Wrkodara tiba di Gajahoya, menghadap Drona dan menyerahkan dua kepala naga. Wrkodara memberi tahu bahwa di sumur Dorangga tidak berisi air suci. Drona berkata bahwa air suci berada di tegal Andawa. Wrkodara diminta segera berangkat ke tegal itu.
Di tegal Andawa Wrkodara disambut oleh raksasa Indrabahu. Indrabahu hendak makan Wrkodara, terjadilah perkelahian hebat. Indrabahu kalah, kepalanya dipenggal, dipikul oleh Gagakampuhan dan Twalen. Indrabahu berubah menjadi dewa Indra. Indra berterima kasih atas jasa Wrkodara, lalu kembali ke Suralaya.
Wrkodara kembali ke Gajahoya, kepala Indrabahu diserahkan kepada Sang Hyang Drona. Druyodana dan Drona lari ketakutan. Wrkodara mengejarnya. Drona berkata, bahwa air suci berada di dasar laut.
Wrkodara berangkat ke samodra. Setelah sampai di samodra segera akan mencebur di dalamnya. Gagakampuhan menasihati, Wrkodara diminta kembali ke Indraprastha, menghadap Dharmawangsa, Kunti, Dropadi, Arjuna, Nakula atau Sakula dan Sahadewa. Wrkodara berpamitan, kemudian mencari air suci. Kunti menghalang- halanginya. Ujung kain Wrkodara dipegang kuat-kuat, tetapi lepas dikebas Wrkodara. Warga Pandawa yang ditinggal pun menagisi kepergian Wrkodara.

Banjaran Pandawa (4) Kisah Perang Baratayuda


Karna menjadi panglima perang, dan berhasil menewaskan musuh. Yudhisthira minta agar Arjuna menahan serangan Karna. Arjuna menyuruh Ghatotkaca untuk menahan dengan ilmu sihirnya, Ghatotkaca mengamuk, Korawa lari tunggang-langgang. Karna dengan berani melawan serangan Ghatotkaca. Namun Ghatotkaca terbang ke angkasa. Karna melayangkan panah, dan mengenai dada Ghatotkaca. Satria Pringgandani ini limbung dan jatuh menyambar kereta Karna, tetapi Karna dapat menghindar dan melompat dari kereta. Ghatotkaca mati di atas kereta Karna. Para Pandawa berdukacita. Hidimbi pamit kepada Dropadi untuk terjun ke perapian bersama jenasah anaknya.
Pertempuran terus berkobar, Drona berhasil membunuh tiga cucu Drupada, kemudian membunuh Drupada, dan raja Wirata.
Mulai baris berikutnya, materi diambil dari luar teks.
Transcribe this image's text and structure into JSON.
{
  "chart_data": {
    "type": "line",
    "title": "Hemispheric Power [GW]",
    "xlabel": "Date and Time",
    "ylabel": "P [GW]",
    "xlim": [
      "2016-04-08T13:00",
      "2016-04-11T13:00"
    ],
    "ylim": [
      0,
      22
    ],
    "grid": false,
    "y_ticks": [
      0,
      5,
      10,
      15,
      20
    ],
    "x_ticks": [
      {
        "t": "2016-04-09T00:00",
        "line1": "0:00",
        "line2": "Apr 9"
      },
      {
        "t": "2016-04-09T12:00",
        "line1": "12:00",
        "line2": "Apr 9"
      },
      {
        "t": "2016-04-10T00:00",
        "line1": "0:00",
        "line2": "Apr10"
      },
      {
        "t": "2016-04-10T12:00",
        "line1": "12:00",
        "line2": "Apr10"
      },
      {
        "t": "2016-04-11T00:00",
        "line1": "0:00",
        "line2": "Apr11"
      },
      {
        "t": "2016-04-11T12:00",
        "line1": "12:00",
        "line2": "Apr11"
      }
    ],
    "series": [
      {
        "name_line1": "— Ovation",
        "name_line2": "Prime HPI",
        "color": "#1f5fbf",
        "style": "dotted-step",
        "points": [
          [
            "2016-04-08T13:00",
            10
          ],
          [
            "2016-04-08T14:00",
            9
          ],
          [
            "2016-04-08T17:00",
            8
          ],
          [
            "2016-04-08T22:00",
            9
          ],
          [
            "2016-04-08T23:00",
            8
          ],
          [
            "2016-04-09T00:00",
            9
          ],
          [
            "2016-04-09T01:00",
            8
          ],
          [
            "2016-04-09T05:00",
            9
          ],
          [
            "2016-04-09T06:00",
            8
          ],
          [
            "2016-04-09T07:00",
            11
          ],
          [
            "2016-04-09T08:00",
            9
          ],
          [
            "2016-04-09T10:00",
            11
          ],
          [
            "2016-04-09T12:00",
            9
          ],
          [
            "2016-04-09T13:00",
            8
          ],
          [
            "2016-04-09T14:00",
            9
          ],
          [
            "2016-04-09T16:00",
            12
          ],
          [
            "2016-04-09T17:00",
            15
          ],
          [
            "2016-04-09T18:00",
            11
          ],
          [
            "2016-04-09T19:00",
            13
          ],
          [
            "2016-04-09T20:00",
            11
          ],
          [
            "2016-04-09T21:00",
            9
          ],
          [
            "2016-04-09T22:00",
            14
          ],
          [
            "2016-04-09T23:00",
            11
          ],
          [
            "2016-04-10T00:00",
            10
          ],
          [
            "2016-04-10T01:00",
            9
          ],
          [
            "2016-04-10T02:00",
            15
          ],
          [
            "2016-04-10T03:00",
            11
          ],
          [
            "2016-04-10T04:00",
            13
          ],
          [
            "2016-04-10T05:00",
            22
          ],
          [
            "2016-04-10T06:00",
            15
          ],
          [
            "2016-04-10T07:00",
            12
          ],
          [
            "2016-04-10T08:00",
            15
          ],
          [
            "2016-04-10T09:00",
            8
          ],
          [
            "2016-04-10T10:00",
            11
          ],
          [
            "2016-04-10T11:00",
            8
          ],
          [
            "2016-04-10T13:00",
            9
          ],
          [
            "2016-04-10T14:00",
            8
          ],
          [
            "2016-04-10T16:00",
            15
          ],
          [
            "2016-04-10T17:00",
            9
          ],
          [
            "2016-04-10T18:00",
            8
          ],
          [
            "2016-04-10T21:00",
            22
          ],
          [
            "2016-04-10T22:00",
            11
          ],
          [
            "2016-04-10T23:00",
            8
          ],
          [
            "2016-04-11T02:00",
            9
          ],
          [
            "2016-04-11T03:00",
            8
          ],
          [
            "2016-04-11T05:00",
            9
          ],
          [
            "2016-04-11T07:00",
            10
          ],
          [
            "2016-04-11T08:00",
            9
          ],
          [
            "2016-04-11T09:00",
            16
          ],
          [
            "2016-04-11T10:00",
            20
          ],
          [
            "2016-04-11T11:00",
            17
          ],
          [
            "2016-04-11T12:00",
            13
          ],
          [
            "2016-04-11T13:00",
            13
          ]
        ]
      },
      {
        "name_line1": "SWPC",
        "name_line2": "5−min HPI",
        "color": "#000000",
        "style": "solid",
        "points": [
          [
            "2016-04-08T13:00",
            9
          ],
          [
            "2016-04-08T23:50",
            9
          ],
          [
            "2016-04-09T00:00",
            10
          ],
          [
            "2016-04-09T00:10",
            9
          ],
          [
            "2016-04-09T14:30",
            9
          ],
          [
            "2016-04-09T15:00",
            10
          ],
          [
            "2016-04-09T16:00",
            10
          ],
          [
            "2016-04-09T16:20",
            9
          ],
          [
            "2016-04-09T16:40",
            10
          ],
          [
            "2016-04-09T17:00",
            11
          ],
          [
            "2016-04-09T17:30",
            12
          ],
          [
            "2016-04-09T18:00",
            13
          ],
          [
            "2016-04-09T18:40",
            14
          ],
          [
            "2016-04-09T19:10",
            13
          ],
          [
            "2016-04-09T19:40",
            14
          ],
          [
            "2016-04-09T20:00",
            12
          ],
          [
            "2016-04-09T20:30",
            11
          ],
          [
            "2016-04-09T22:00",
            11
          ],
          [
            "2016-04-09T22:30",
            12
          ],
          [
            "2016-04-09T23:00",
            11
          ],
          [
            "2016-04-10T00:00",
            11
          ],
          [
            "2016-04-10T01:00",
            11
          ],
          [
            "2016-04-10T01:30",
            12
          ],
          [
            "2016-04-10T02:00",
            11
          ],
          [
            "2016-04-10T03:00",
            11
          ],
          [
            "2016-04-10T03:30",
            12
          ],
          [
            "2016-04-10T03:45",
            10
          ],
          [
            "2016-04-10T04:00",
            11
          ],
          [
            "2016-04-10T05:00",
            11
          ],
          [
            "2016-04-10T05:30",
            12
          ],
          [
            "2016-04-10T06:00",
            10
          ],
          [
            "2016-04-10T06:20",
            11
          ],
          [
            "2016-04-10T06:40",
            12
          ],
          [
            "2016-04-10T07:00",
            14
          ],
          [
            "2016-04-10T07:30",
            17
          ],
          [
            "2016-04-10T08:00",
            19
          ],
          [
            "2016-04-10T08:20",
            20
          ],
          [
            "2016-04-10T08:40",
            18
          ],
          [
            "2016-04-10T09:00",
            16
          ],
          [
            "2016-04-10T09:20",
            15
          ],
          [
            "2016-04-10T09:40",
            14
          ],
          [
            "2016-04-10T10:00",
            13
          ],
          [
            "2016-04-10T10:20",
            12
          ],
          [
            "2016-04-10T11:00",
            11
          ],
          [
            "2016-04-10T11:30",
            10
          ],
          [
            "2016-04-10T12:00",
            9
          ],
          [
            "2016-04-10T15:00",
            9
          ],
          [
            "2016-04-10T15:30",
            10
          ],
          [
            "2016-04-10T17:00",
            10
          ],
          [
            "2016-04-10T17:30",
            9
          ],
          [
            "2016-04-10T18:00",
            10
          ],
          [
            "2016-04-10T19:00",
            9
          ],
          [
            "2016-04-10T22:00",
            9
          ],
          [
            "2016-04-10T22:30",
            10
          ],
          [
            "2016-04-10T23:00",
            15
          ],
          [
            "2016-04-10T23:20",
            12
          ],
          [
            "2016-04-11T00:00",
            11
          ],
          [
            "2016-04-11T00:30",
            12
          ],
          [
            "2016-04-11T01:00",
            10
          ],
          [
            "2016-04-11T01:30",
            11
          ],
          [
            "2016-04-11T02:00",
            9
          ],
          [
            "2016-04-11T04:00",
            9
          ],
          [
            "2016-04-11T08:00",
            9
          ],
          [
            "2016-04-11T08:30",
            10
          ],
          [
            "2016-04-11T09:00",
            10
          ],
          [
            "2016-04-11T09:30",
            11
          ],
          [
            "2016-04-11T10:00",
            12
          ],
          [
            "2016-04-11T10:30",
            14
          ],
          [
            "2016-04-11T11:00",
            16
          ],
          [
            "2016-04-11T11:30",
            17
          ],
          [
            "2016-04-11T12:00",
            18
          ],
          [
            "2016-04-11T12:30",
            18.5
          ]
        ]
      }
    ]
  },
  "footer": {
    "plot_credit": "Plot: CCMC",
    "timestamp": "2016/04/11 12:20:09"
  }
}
Maka Dhrtadyumna ingin membalas kematian Drupada.
Kresna mengadakan tipu muslihat. Disebarkannya berita, bahwa Aswatthama gugur. Yudhisthira dan Arjuna mencela sikap Kresna itu. Kemudian Bhima membunuh kuda bernama Aswatthama, kemudian disebarkan berita kematian kuda Aswatthama. Mendengar berita kematian Aswatthama, Drona menjadi gusar, lalu pingsan. Dhrtadyumna berhasil memenggal leher Drona. Aswatthama membela kematian ayahnya, lalu mengamuk dengan menghujamkan panah Narayana. Arjuna sedih atas kematian gurunya akibat perbuatan yang licik. Arjuna tidak bersedia melawan Aswatthama, tetapi Bhima tidak merasakan kematian Drona. Dhrtadymna dan Satyaki saling bertengkar mengenai usaha perlawanan terhadap Aswatthama. Kresna dan Yudhisthira menenangkan mereka. Pandawa diminta berhenti berperang. Tapi Bhima ingin melanjutkan pertempuran, dan maju ke medan perang mencari lawan, terutama ingin menghajar Aswatthama. Saudara-saudaranya berhasil menahan Bhima. Arjuna berhasil melumpuhkan senjata Aswatthama. Putra Drona ini lari dan sembunyi di sebuah pertapaan. Karna diangkat menjadi panglima perang. Banyak perwira Korawa yang memihak kepada Pandawa.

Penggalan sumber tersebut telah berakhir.